(Bloomberg) — Investors are spurning mutual funds at a record clip, driving a $1.5 trillion gap in the flow of money from the old-school investment vehicles and into ever-popular ETFs.
The divide this year between the two investment types widened to an all-time high, up from $950 billion in 2021, according to data compiled by Bloomberg Intelligence. The growing disparity is one measure of the speed with which ETFs are eating into the market dominance of mutual funds.
The tide has been shifting for years in an embrace of ETFs’ easier-to-trade and tax-friendly structure. But the market turmoil and a fixed-income rout amid aggressive Federal Reserve rate hikes in 2022 further accelerated the divide as investors elected to make faster moving bets in exchange-traded funds over their staid brethren.
“Bonds having their first major bear market in over 40 years has resulted in a colossal industry-altering move from mutual funds to ETFs,” according to Todd Sohn at Strategas Securities.
“It’s been a development really two years in the making, going back to the Fed buying fixed-income ETFs in 2020, and then the rise of inflation and a tighter Fed resulting in a major bear market for bonds,” the ETF strategist said.
Mutual funds saw investors pull $480 billion out of fixed income, the first yearly outflow for the asset class since 2015. At the same time, ETFs have raked in bond investments of $184 billion as of Dec. 15, less than the over $200 billion seen in the prior two years.
The unusual year for stocks and bonds, where both markets tumbled in near total lockstep, has put pressure on money managers to seek hedges elsewhere amid surging inflation and tightening monetary policies that drove yields higher. This may have prompted investors to increase their weight in bonds, according to Sohn.

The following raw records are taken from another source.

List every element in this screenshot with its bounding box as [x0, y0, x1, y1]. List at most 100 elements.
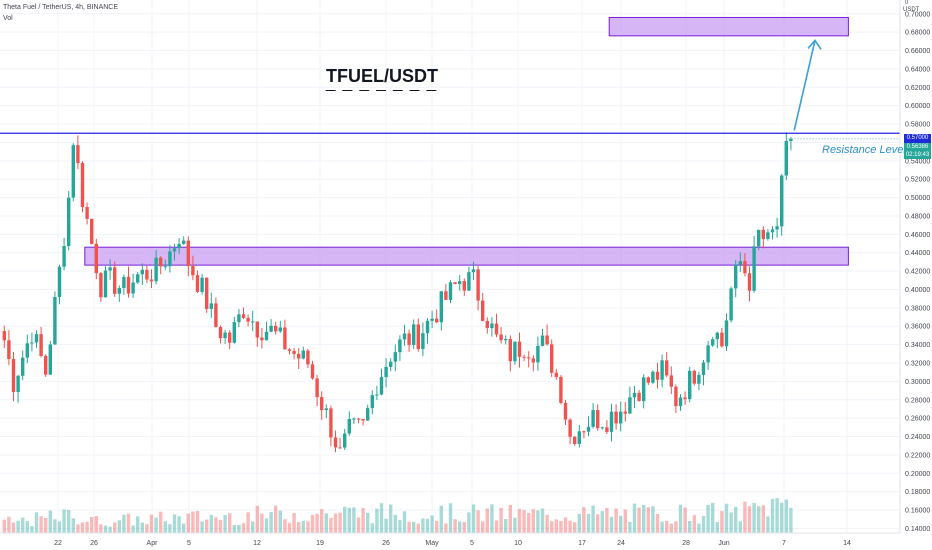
candle-body [177, 243, 181, 249]
candle-body [117, 287, 121, 294]
candle-body [39, 334, 43, 356]
time-tick-label: 19 [316, 540, 324, 547]
candle-body [333, 437, 338, 448]
volume-bar [706, 504, 710, 533]
volume-bar [494, 520, 499, 533]
candle-body [90, 218, 94, 244]
candle-body [669, 375, 673, 387]
candle-body [614, 411, 618, 424]
volume-bar [301, 520, 305, 533]
volume-bar [384, 518, 388, 533]
candle-body [761, 229, 765, 239]
candle-body [573, 436, 577, 444]
projection-arrow-head [807, 39, 822, 50]
volume-bar [522, 509, 526, 533]
axis-top-label: 0 [905, 0, 909, 6]
candle-body [623, 411, 627, 414]
candle-body [504, 339, 508, 341]
volume-bar [154, 517, 158, 533]
candle-body [632, 392, 637, 398]
volume-bar [379, 503, 384, 533]
candle-body [421, 333, 425, 350]
volume-bar [711, 502, 715, 533]
volume-bar [402, 511, 407, 533]
volume-bar [375, 508, 379, 533]
candlestick-series [2, 132, 793, 453]
time-tick-label: 5 [187, 540, 191, 547]
volume-bar [30, 526, 34, 533]
volume-bar [444, 523, 448, 533]
volume-bar [471, 504, 476, 533]
volume-bar [701, 515, 706, 533]
chart-overlays [0, 39, 900, 140]
candle-body [747, 273, 752, 291]
volume-bar [48, 510, 52, 533]
volume-bar [720, 511, 724, 533]
time-tick-label: 14 [843, 540, 851, 547]
candle-body [600, 427, 604, 429]
candle-body [16, 375, 20, 392]
price-tick-label: 0.68000 [905, 30, 930, 37]
candle-body [416, 324, 420, 350]
volume-bar [67, 510, 71, 533]
candle-body [734, 264, 738, 289]
candle-body [168, 251, 172, 267]
candle-body [439, 291, 443, 323]
candle-body [425, 320, 430, 334]
candle-body [232, 322, 236, 343]
axis-currency-label: USDT [903, 7, 920, 13]
candle-body [407, 333, 411, 345]
volume-bar [554, 519, 558, 533]
price-tick-label: 0.26000 [905, 416, 930, 423]
volume-bar [476, 510, 480, 533]
volume-bar [44, 518, 48, 533]
volume-bar [393, 514, 397, 533]
candle-body [545, 335, 549, 345]
price-tick-label: 0.70000 [905, 11, 930, 18]
volume-bar [421, 518, 425, 533]
volume-bar [2, 519, 6, 533]
candle-body [384, 366, 388, 378]
candle-body [458, 281, 462, 284]
candle-body [508, 339, 512, 362]
candle-body [85, 207, 89, 219]
time-tick-label: Apr [147, 540, 159, 547]
candle-body [743, 261, 747, 274]
price-tick-label: 0.40000 [905, 287, 930, 294]
volume-bar [458, 521, 462, 533]
candle-body [471, 269, 476, 273]
volume-bar [352, 507, 356, 533]
candle-body [688, 370, 692, 400]
volume-bar [586, 513, 591, 533]
candle-body [2, 331, 6, 341]
candle-body [140, 269, 144, 275]
candle-body [513, 341, 517, 362]
volume-bar [306, 521, 310, 533]
time-tick-label: Jun [718, 540, 729, 547]
candle-body [706, 345, 710, 363]
candle-body [338, 447, 342, 449]
candle-body [324, 408, 328, 411]
price-tick-label: 0.20000 [905, 471, 930, 478]
volume-bar [310, 514, 315, 533]
volume-bar [34, 512, 39, 533]
candle-body [462, 281, 466, 291]
time-tick-label: 12 [253, 540, 261, 547]
volume-bar [172, 514, 177, 533]
price-tick-label: 0.32000 [905, 360, 930, 367]
candle-body [522, 356, 526, 358]
resistance-level-label: Resistance Level [822, 144, 906, 156]
candle-body [53, 297, 57, 345]
candle-body [628, 397, 632, 414]
volume-bar [168, 524, 172, 533]
price-tick-label: 0.62000 [905, 85, 930, 92]
volume-bar [228, 513, 232, 533]
volume-bar [678, 504, 683, 533]
time-tick-label: May [425, 540, 439, 547]
time-tick-label: 17 [578, 540, 586, 547]
candle-body [315, 378, 319, 398]
candle-body [738, 261, 742, 265]
price-tick-label: 0.48000 [905, 213, 930, 220]
candle-body [674, 386, 678, 407]
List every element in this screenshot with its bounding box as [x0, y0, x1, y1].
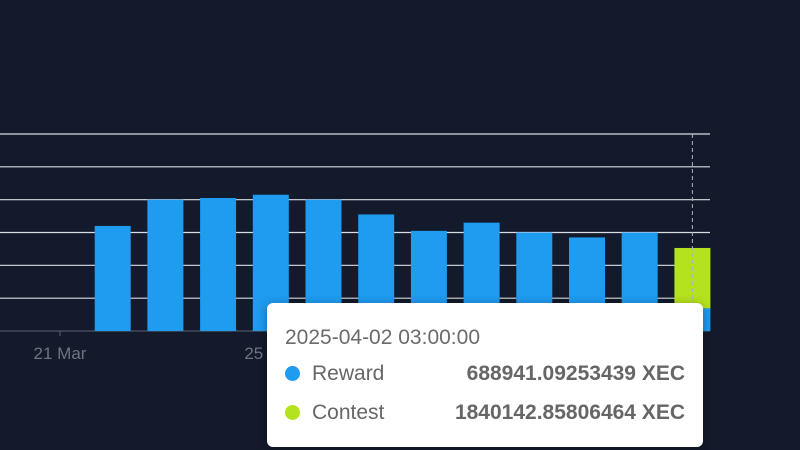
- tooltip-title: 2025-04-02 03:00:00: [285, 326, 480, 349]
- bar-contest: [674, 247, 711, 309]
- tooltip-row-reward: Reward 688941.09253439 XEC: [285, 355, 685, 392]
- bar-reward: [94, 225, 131, 331]
- bar-reward: [147, 199, 184, 331]
- tooltip-series-name: Reward: [312, 361, 385, 385]
- chart-tooltip: 2025-04-02 03:00:00 Reward 688941.092534…: [267, 303, 703, 447]
- tooltip-series-value: 688941.09253439 XEC: [466, 361, 685, 385]
- reward-legend-dot: [285, 366, 300, 381]
- contest-legend-dot: [285, 405, 300, 420]
- tooltip-row-contest: Contest 1840142.85806464 XEC: [285, 394, 685, 431]
- x-tick-label: 21 Mar: [34, 344, 87, 363]
- tooltip-series-value: 1840142.85806464 XEC: [454, 400, 685, 424]
- bar-reward: [200, 198, 237, 331]
- tooltip-series-name: Contest: [312, 400, 385, 424]
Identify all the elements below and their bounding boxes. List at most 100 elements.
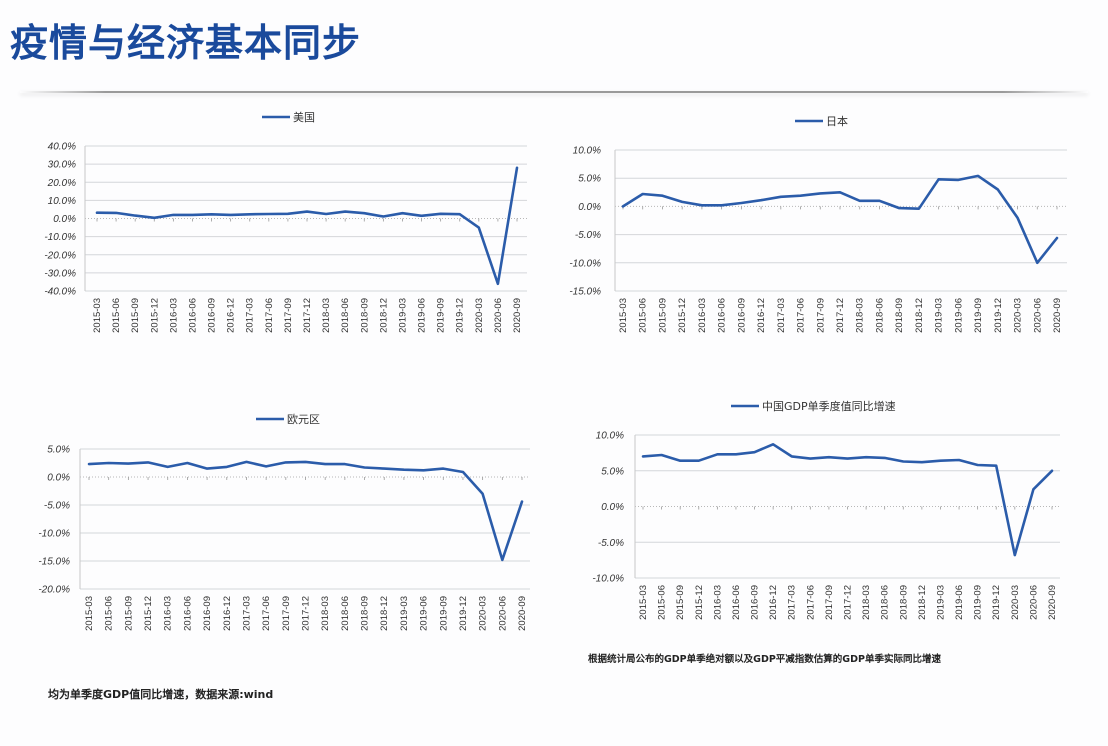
footnote-right: 根据统计局公布的GDP单季绝对额以及GDP平减指数估算的GDP单季实际同比增速: [588, 654, 941, 665]
x-tick-label: 2020-06: [1028, 585, 1039, 620]
x-tick-label: 2019-03: [934, 298, 945, 333]
x-tick-label: 2018-09: [898, 585, 909, 620]
y-tick-label: -10.0%: [44, 232, 76, 243]
x-tick-label: 2016-03: [697, 298, 708, 333]
x-tick-label: 2017-03: [776, 298, 787, 333]
x-tick-label: 2019-06: [954, 585, 965, 620]
y-tick-label: -5.0%: [575, 230, 601, 241]
x-tick-label: 2015-03: [638, 585, 649, 620]
x-tick-label: 2017-03: [245, 298, 256, 333]
series-line-china: [641, 442, 1054, 557]
series-line-eurozone: [87, 460, 524, 562]
y-tick-label: 40.0%: [48, 142, 76, 153]
x-tick-label: 2017-12: [835, 298, 846, 333]
x-tick-label: 2016-09: [736, 298, 747, 333]
title-divider: [20, 91, 1088, 93]
x-tick-label: 2018-12: [378, 298, 389, 333]
y-tick-label: -5.0%: [44, 501, 70, 512]
x-tick-label: 2015-12: [694, 585, 705, 620]
x-tick-label: 2018-03: [320, 596, 331, 631]
x-tick-label: 2017-06: [796, 298, 807, 333]
x-tick-label: 2020-03: [1010, 585, 1021, 620]
y-tick-label: 0.0%: [578, 202, 601, 213]
x-tick-label: 2017-09: [283, 298, 294, 333]
x-tick-label: 2019-12: [458, 596, 469, 631]
x-tick-label: 2019-12: [991, 585, 1002, 620]
x-tick-label: 2018-03: [855, 298, 866, 333]
y-tick-label: 5.0%: [47, 445, 70, 456]
x-tick-label: 2019-09: [436, 298, 447, 333]
legend-label: 中国GDP单季度值同比增速: [762, 399, 896, 413]
y-tick-label: 10.0%: [573, 146, 601, 157]
x-tick-label: 2015-03: [84, 596, 95, 631]
x-tick-label: 2020-06: [497, 596, 508, 631]
x-tick-label: 2015-09: [675, 585, 686, 620]
x-tick-label: 2020-09: [517, 596, 528, 631]
x-tick-label: 2018-12: [379, 596, 390, 631]
y-tick-label: 0.0%: [47, 473, 70, 484]
x-tick-label: 2018-06: [340, 596, 351, 631]
y-tick-label: -10.0%: [592, 574, 624, 585]
x-tick-label: 2017-12: [302, 298, 313, 333]
x-tick-label: 2019-09: [973, 298, 984, 333]
x-tick-label: 2018-03: [321, 298, 332, 333]
y-tick-label: 0.0%: [53, 214, 76, 225]
x-tick-label: 2018-12: [914, 298, 925, 333]
x-tick-label: 2015-06: [104, 596, 115, 631]
y-tick-label: -30.0%: [44, 268, 76, 279]
x-tick-label: 2015-12: [677, 298, 688, 333]
x-tick-label: 2019-09: [438, 596, 449, 631]
x-tick-label: 2016-06: [187, 298, 198, 333]
x-tick-label: 2016-09: [750, 585, 761, 620]
y-tick-label: -20.0%: [44, 250, 76, 261]
y-tick-label: 0.0%: [601, 502, 624, 513]
x-tick-label: 2017-12: [843, 585, 854, 620]
chart-china: 中国GDP单季度值同比增速 10.0% 5.0% 0.0% -5.0% -10.0% 201…: [592, 399, 1060, 620]
x-tick-label: 2016-06: [717, 298, 728, 333]
y-tick-label: -20.0%: [38, 585, 70, 596]
series-line-us: [95, 166, 519, 286]
y-tick-label: 10.0%: [596, 431, 624, 442]
x-tick-label: 2015-12: [143, 596, 154, 631]
x-tick-label: 2018-09: [894, 298, 905, 333]
x-tick-label: 2018-06: [874, 298, 885, 333]
x-tick-label: 2015-06: [111, 298, 122, 333]
y-tick-label: 10.0%: [48, 196, 76, 207]
x-tick-label: 2018-12: [917, 585, 928, 620]
x-tick-label: 2020-09: [512, 298, 523, 333]
x-tick-label: 2020-09: [1047, 585, 1058, 620]
y-tick-label: -5.0%: [598, 538, 624, 549]
legend-label: 日本: [826, 114, 848, 128]
x-tick-label: 2019-09: [973, 585, 984, 620]
x-tick-label: 2017-09: [824, 585, 835, 620]
x-tick-label: 2019-12: [993, 298, 1004, 333]
x-tick-label: 2015-06: [638, 298, 649, 333]
chart-japan: 日本 10.0% 5.0% 0.0% -5.0% -10.0% -15.0% 2015-03 2…: [569, 114, 1067, 333]
y-tick-label: -40.0%: [44, 287, 76, 298]
x-tick-label: 2016-12: [222, 596, 233, 631]
x-tick-label: 2019-06: [417, 298, 428, 333]
y-tick-label: 20.0%: [47, 178, 76, 189]
x-tick-label: 2018-06: [340, 298, 351, 333]
x-tick-label: 2015-09: [123, 596, 134, 631]
x-tick-label: 2017-06: [261, 596, 272, 631]
y-tick-label: -10.0%: [569, 258, 601, 269]
x-tick-label: 2016-03: [163, 596, 174, 631]
x-tick-label: 2015-12: [149, 298, 160, 333]
chart-us: 美国 40.0% 30.0% 20.0% 10.0% 0.0% -10.0% -20.0% -3…: [44, 111, 527, 333]
y-tick-label: 5.0%: [601, 466, 624, 477]
x-tick-label: 2020-09: [1052, 298, 1063, 333]
x-tick-label: 2020-03: [1013, 298, 1024, 333]
x-tick-label: 2019-03: [935, 585, 946, 620]
x-tick-label: 2016-12: [756, 298, 767, 333]
x-tick-label: 2015-03: [92, 298, 103, 333]
x-tick-label: 2017-03: [241, 596, 252, 631]
x-tick-label: 2016-09: [207, 298, 218, 333]
footnote-left: 均为单季度GDP值同比增速，数据来源:wind: [48, 688, 274, 701]
x-tick-label: 2020-03: [474, 298, 485, 333]
x-tick-label: 2020-06: [1032, 298, 1043, 333]
x-tick-label: 2019-06: [953, 298, 964, 333]
x-tick-label: 2019-06: [419, 596, 430, 631]
x-tick-label: 2016-12: [768, 585, 779, 620]
y-tick-label: 5.0%: [578, 174, 601, 185]
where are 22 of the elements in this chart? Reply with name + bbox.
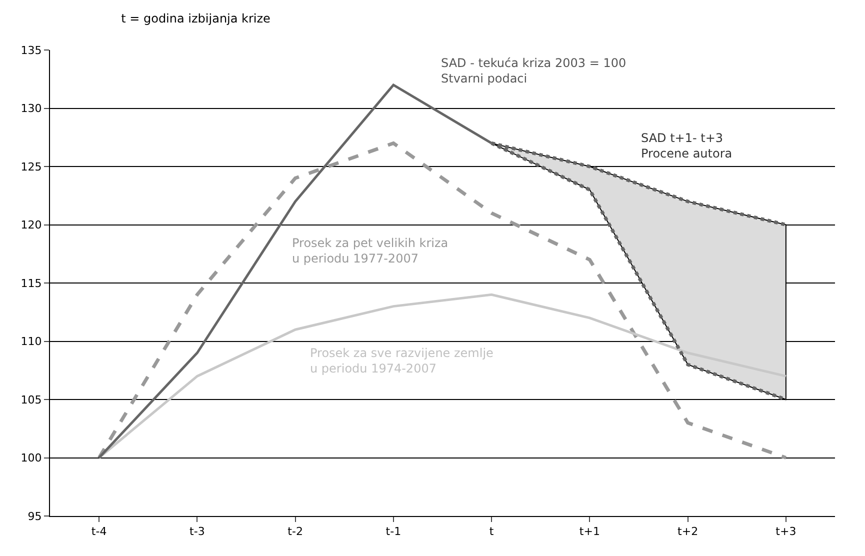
y-tick-label: 95	[28, 510, 42, 523]
x-tick-label: t	[489, 525, 494, 538]
annotation: Prosek za pet velikih kriza u periodu 1977-2007	[292, 236, 448, 266]
y-tick-label: 105	[20, 393, 42, 406]
x-tick-label: t-3	[190, 525, 205, 538]
x-tick-label: t+2	[678, 525, 698, 538]
x-tick-label: t+1	[579, 525, 600, 538]
x-tick-label: t+3	[776, 525, 796, 538]
x-tick-label: t-4	[91, 525, 107, 538]
x-tick-label: t-1	[386, 525, 402, 538]
y-tick-label: 110	[20, 335, 42, 348]
y-tick-label: 100	[20, 452, 42, 465]
chart-title: t = godina izbijanja krize	[121, 11, 270, 26]
annotation: Prosek za sve razvijene zemlje u periodu 1974-2007	[310, 346, 494, 376]
y-tick-label: 115	[20, 276, 42, 290]
y-tick-label: 120	[20, 218, 42, 232]
y-tick-label: 125	[20, 160, 42, 174]
y-tick-label: 130	[20, 102, 42, 116]
y-tick-label: 135	[20, 44, 42, 57]
annotation: SAD t+1- t+3 Procene autora	[641, 131, 732, 161]
x-tick-label: t-2	[288, 525, 303, 538]
annotation: SAD - tekuća kriza 2003 = 100 Stvarni podaci	[441, 56, 626, 86]
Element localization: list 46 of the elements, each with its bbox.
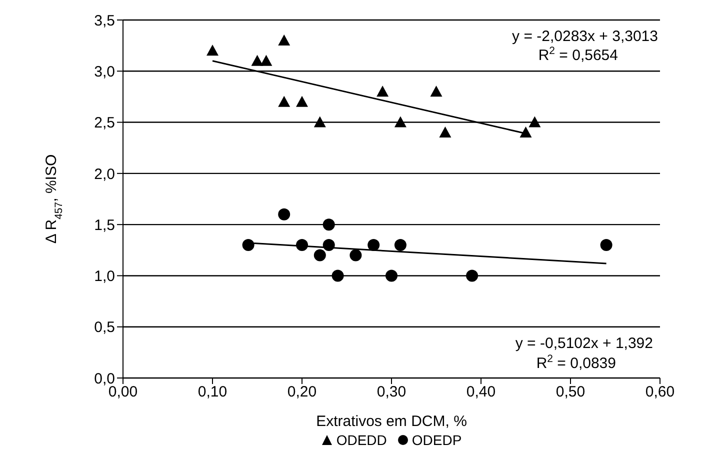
y-tick-label: 0,5 [94,319,115,336]
point [322,218,335,231]
legend-label: ODEDP [410,432,462,448]
annotation: R$^{2}$ = 0,0839 [536,353,616,372]
annotation: y = -2,0283x + 3,3013 [512,28,658,45]
annotation: R$^{2}$ = 0,5654 [538,45,618,64]
point [278,208,290,220]
point [466,270,478,282]
y-tick-label: 1,5 [94,216,115,234]
y-tick-label: 2,5 [94,114,115,132]
x-tick-label: 0,60 [645,384,675,401]
point [439,126,452,138]
x-tick-label: 0,40 [466,384,496,401]
point [278,96,290,107]
point [314,116,326,128]
y-tick-label: 3,5 [94,12,115,30]
x-tick-label: 0,50 [556,384,586,401]
point [376,86,389,97]
x-tick-label: 0,20 [287,384,317,401]
x-tick-label: 0,10 [198,384,228,401]
point [528,116,541,128]
point [386,270,398,282]
y-tick-label: 3,0 [94,63,115,80]
x-axis-title: Extrativos em DCM, % [316,413,467,430]
legend-label: ODEDD [335,432,387,448]
y-tick-label: 2,0 [94,166,115,183]
point [368,239,380,252]
point [430,86,442,97]
point [394,116,406,128]
point [260,54,272,66]
point [394,239,406,252]
point [296,96,308,107]
point [251,54,264,66]
point [600,239,612,252]
annotation: y = -0,5102x + 1,392 [515,335,653,352]
x-tick-label: 0,30 [376,384,406,401]
point [332,270,344,282]
y-tick-label: 1,0 [94,268,115,286]
point [278,34,290,46]
point [242,239,254,252]
point [322,239,335,252]
point [296,239,308,252]
point [314,249,326,262]
point [206,44,218,56]
point [520,126,532,138]
point [350,249,362,262]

“There are investors out there who need to re-up their weight to fixed income given the decline and so using ETFs is another route to do that,” Sohn said.
ETFs have been gaining ground across the board, luring in nearly $588 billion so far this year and are on course for their second-best ever annual haul, according to Bloomberg Intelligence data. Meanwhile, mutual funds have seen roughly $950 billion of cash leave the asset class, the biggest outflow on record.
ETF investments now make up about 28% of total US fund assets, up from around 20% five years ago, Bloomberg Intelligence data show.
The chance to lock in mutual fund losses and offset capital gains tax, a practice called tax-loss harvesting, is also helping drive the migration out of mutual funds this year.
“Right now may be an opportune time to move into ETFs offering similar market access without running the risk of facing huge capital gains,” said Cinthia Murphy, director of research at ETF Think Thank. “The numbers would suggest a lot of investors are making this transition out of mutual funds, adopting the typically-lower cost and more tax-efficient ETF wrapper.”
Still, the $15 trillion mutual fund universe far outweighs the $6 trillion ETF market. Mutual funds, for one, have been around longer, and taxes on gains for longer-term holders make them harder for investors to switch, said Drew Pettit, director of ETF analysis and strategy at Citi Research. People also stay invested in mutual funds because the more established asset class offers more strategies.
“Not all of the mutual fund strategies that are out there have made their way into ETFs,” Pettit said in an interview at Bloomberg’s New York office. Although, he noted, conversions of existing mutual funds into ETFs are slowly shifting the dynamic.
“We don’t have this huge ground swell of hedge fund-like strategies and ETFs, but more and more of that is coming to market,” he said.